Philosophically speaking, there have been thinkers who have dwelled on the pitfalls of the democratization of knowledge via the printing press and the changing ways in which we read. In particular, Danish philosopher Søren Kierkegaard feared that the widespread distribution of newspapers would create a citizen satisfied in simply being aware of the political issues of their day. One might imagine Kierkegaard having strong opinions on the way civically engaged citizens read today, receiving their news from an infinite amount of online publications and social media behemoths such as Facebook and Twitter. The docile holder of opinions aside, the mass distribution of text has also led to inundation of the market with material cultural critic Dwight Macdonald would label “Masscult,” mediocre works of folly meant to do the thinking for the intended audience. These lamentations on the way we read have existed for as long as Gutenberg’s Press. Houston notes that in the early days of printing, Europe’s intelligentsia placed a high moral value in the “patient copying-out of texts” (128). They must’ve viewed the mass dissemination of books as a vulgar activity, just as today’s critic would scoff at the notion that anyone and everyone, within certain capabilities, could publish their own book.
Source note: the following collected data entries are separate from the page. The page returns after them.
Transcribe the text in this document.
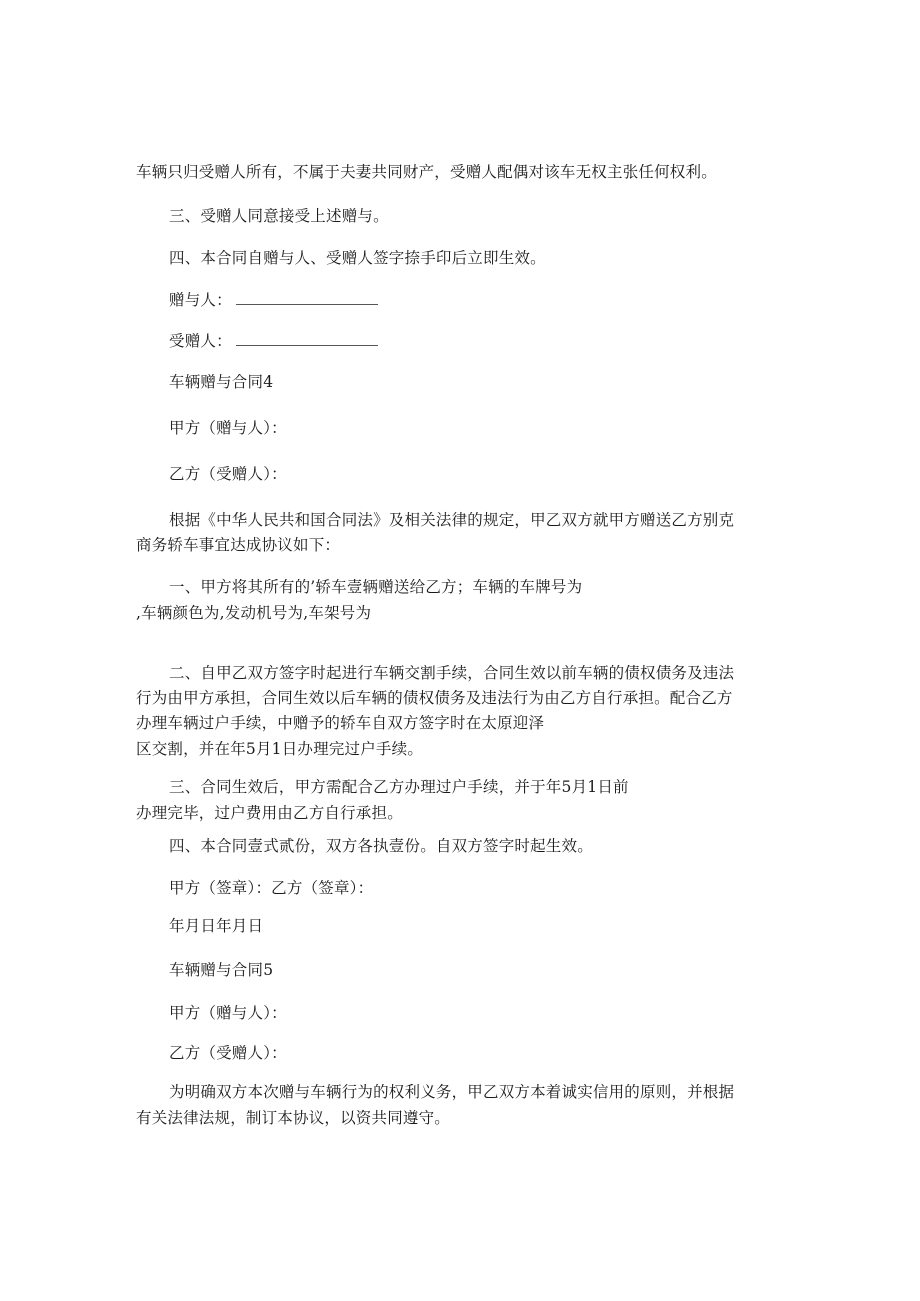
车辆只归受赠人所有，不属于夫妻共同财产，受赠人配偶对该车无权主张任何权利。
三、受赠人同意接受上述赠与。
四、本合同自赠与人、受赠人签字捺手印后立即生效。
赠与人：
受赠人：
车辆赠与合同4
甲方（赠与人）：
乙方（受赠人）：
根据《中华人民共和国合同法》及相关法律的规定，甲乙双方就甲方赠送乙方别克
商务轿车事宜达成协议如下：
一、甲方将其所有的’轿车壹辆赠送给乙方；车辆的车牌号为
,车辆颜色为,发动机号为,车架号为
二、自甲乙双方签字时起进行车辆交割手续，合同生效以前车辆的债权债务及违法
行为由甲方承担，合同生效以后车辆的债权债务及违法行为由乙方自行承担。配合乙方
办理车辆过户手续，中赠予的轿车自双方签字时在太原迎泽
区交割，并在年5月1日办理完过户手续。
三、合同生效后，甲方需配合乙方办理过户手续，并于年5月1日前
办理完毕，过户费用由乙方自行承担。
四、本合同壹式贰份，双方各执壹份。自双方签字时起生效。
甲方（签章）：乙方（签章）：
年月日年月日
车辆赠与合同5
甲方（赠与人）：
乙方（受赠人）：
为明确双方本次赠与车辆行为的权利义务，甲乙双方本着诚实信用的原则，并根据
有关法律法规，制订本协议，以资共同遵守。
The way in which we read, and the way in which books are disseminated, have simultaneously changed and remained roughly the same since the time of Gutenberg. As mentioned above, several generations have pivoted away from the printed word towards e-books and websites. While a hundred years ago, one might have done their day’s reading in the form of a newspaper or novel, today one receives their “prose” in the form of Tweets and Instagram captions, reading hundreds of “short stories” a day. Censorship remains an issue, as displayed in the book burnings which permeated the Third Reich and other parts of the world in the Twentieth Century (and which continue today), which ties the evolution of political systems with that of the book. We all read what we want today, for the internet provides as much “evidence” for Darwinism as it does for the assassination of John F. Kennedy and the hands of Castro-allied extraterrestrials. It is no surprise that our current socio-political epoch is marred by “fake news” and “alternative facts,” as the way we read, and what we read, is democratizing at an unstoppable rate.
Author’s note: Forgive my incessant quoting of white male intellectuals, it is these figures who have shaped the way I read. I blame the academy for my Eurocentric inclinations.